What ChatGPT did—and did not—do

It is worth being explicit about the limits of ChatGPT's role here.

ChatGPT did not:

search databases on my behalf,
identify "the right" papers,
decide which studies were relevant,
or replace judgment at any stage.

What it did do was function as an always-available methodologist: asking what a given restriction accomplished, whether it aligned with the research question, and how a reviewer might view the choice later. In several cases, that prevented me from making changes that would have been convenient but hard to justify.

Lessons from the process

A few general lessons emerged from this exercise.

First, search design is not trivial, even for apparently straightforward topics. Database behavior matters enormously.

Second, institutional constraints—such as lack of access to EconLit—are not failures, but they require transparent adaptation rather than quiet omission.

Third, separating conceptual decisions from technical implementation is critical. ChatGPT helped mainly with the former.

Finally, stopping rules matter. There is a point beyond which further refinement yields diminishing returns and increasing risk of bias.

Looking ahead

At the point where this post ends, all records from Scopus and Business Source Complete were safely stored in Zotero, organized by database, and ready for deduplication and title–abstract screening in Sysrev. PDFs had not yet entered the picture, and that was intentional.

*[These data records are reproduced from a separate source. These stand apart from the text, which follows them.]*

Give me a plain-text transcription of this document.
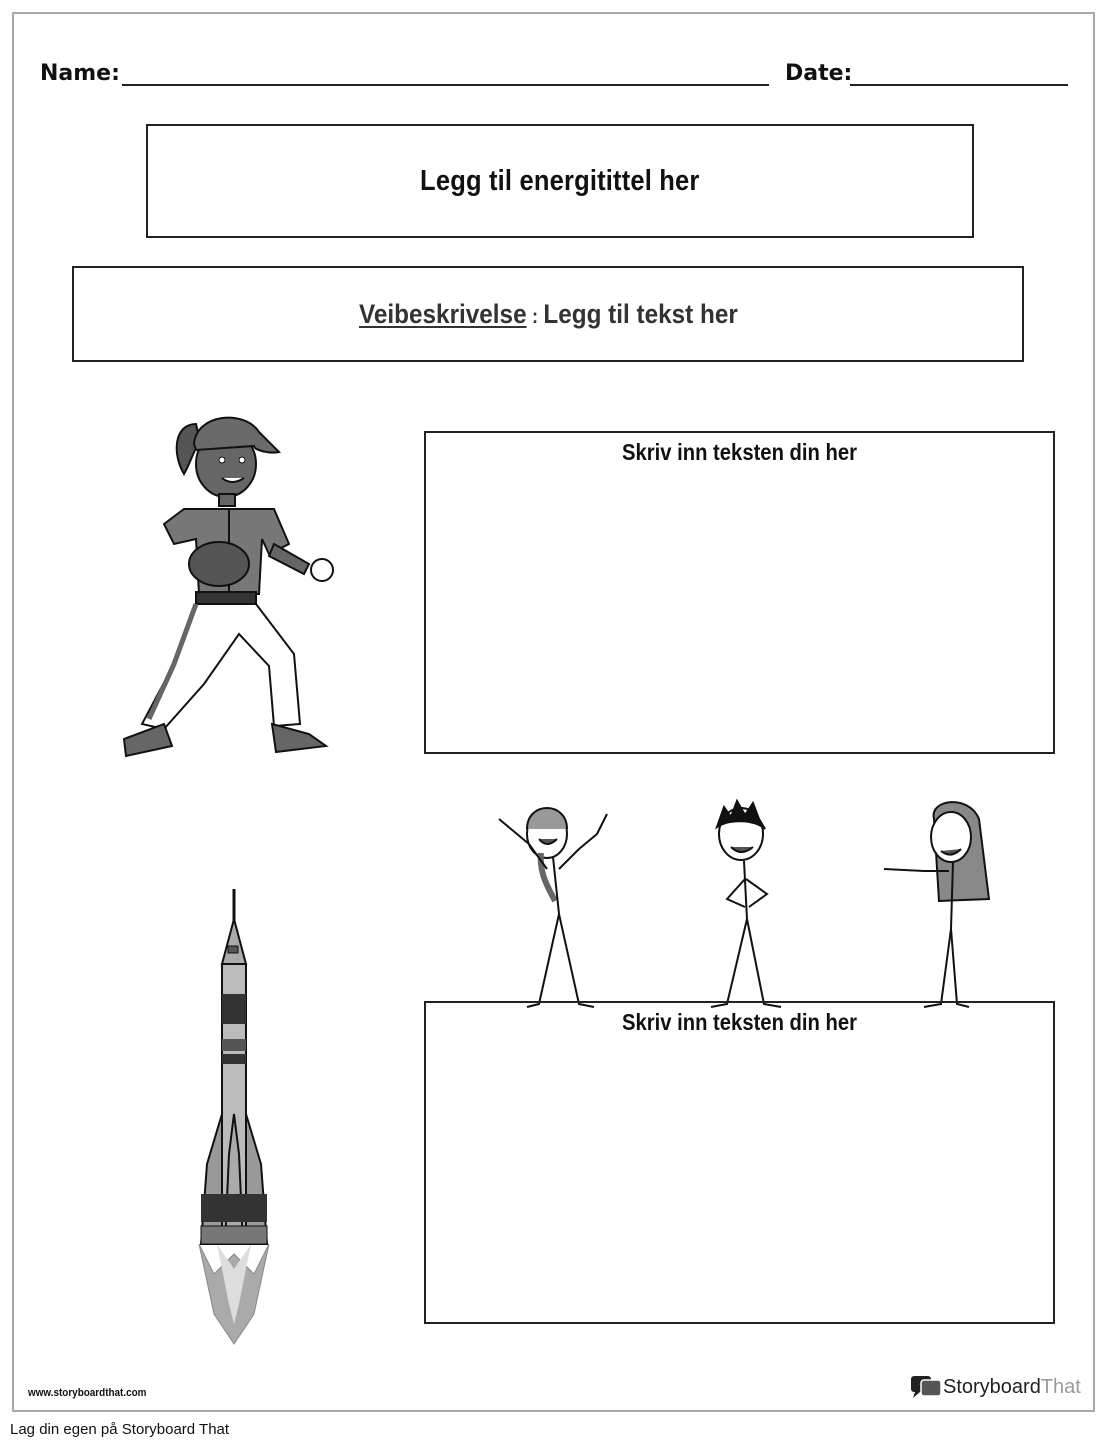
Name:	Date:
Legg til energitittel her
Veibeskrivelse : Legg til tekst her
Skriv inn teksten din her
Skriv inn teksten din her
www.storyboardthat.com	Storyboard That
Lag din egen på Storyboard That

In my next post, I will describe how screening proceeded and how AI-assisted tools can—and cannot—support that stage. But that is a separate problem. Searching is hard enough on its own!

Final reflection

Using ChatGPT in this process did not make searching automatic or effortless. What it did was slow me down in the right places. It encouraged explicit reasoning, made tacit judgments visible, and helped me respond to real-world constraints in a principled way.

For me, that is where conversational AI adds value in academic research—not by replacing expertise, but by making it more self-aware.